Appellee points out that the degree of negligence necessary to support an award of punitive damages must be the same as would support a conviction of manslaughter (assuming a death) under the “culpable negligence” statute.2 We agree and, indeed, believe that the prima facie showing made here would withstand a directed verdict if this were a manslaughter case.3 Culpable negligence, under such a charge, has been more specifically defined as being of :4
“. . . a gross and flagrant character, evincing reckless disregard of human life, or of the safety of persons exposed to its dangerous effects, or there is that entire want of care which would raise the presumption of a conscious indifference to consequences, or which shows wantonness or recklessness, or a grossly careless disregard of the safety and welfare of the public, or that reckless indifference to the rights of others which is equivalent to an intentional violation of them.”
Applying the foregoing definition, how can we say as a matter of law that the conduct of appellee’s employees herein did not evince a “reckless disregard of human life” or did not display that “want of care which would raise the presumption of a conscious indifference to consequences” or constituted “a grossly careless disregard of the safety and welfare of the public . equivalent to an intentional violation of [their rights]”? Evidence of contrary inferences, of course, is the very thing which raises a jury question; but prima facie a jury could find culpable negligence. Summary judgment denying punitive damages was improper.
Reversed and remanded for proceedings not inconsistent herewith.
PIERCE, C. J., and HOBSON, J., concur.. Doral Country Club, Inc. v. Lindgren Plumbing Co. (Fla.App.1965), 175 So.2d 570, 571. Cf., Buie v. Barnett First National Bank, Fla., 266 So.2.d 657, 1972.
. See, e. g., Carraway v. Revell (Fla.1959), 116 So.2d 16; Glaab v. Caudill (Fla.App.1970), 236 So.2d 180; and Baynard v. Liberman (Fla.App.1962), 139 So.2d 485.

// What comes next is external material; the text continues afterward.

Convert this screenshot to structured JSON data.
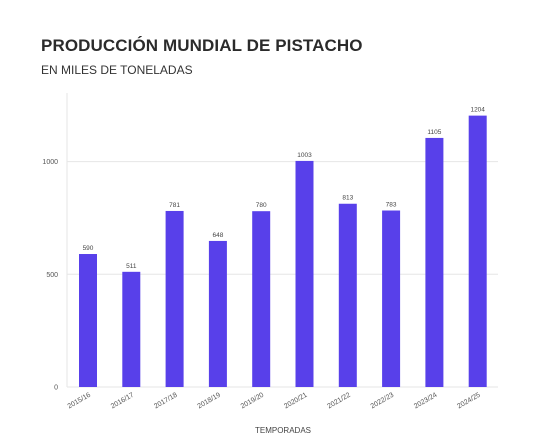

. Although the two manslaughter cases which we have found dealing with parking a vehicle on the side of a road are both reversals, it was emphasized in both cases that the defendant’s vehicles were disabled causing them to pull off the side of the road as far as they were able and, further, that the defendants did everything that a reasonably prudent and cautious man would have done under the circumstances. Thompson v. State (1933), 108 Fla. 370, 146 So. 201, and Austin v. State (1931), 101 Fla. 990, 132 So. 491. In the former case it was pointed out that “ . . . this court does not mean to imply that it holds the rule to be that, under the laws of this state, in no instance can a man be convicted of manslaughter who, in disregard of the lives of travelers on the highway, deliberately leaves an unlighted parked truck on the highway as an obstruction to travel, against which passing cars may reasonably be expected to collide in the nighttime so as to produce probable fatalities.”
. Cannon v. State (1926), 91 Fla. 214, 107 So. 360, 363.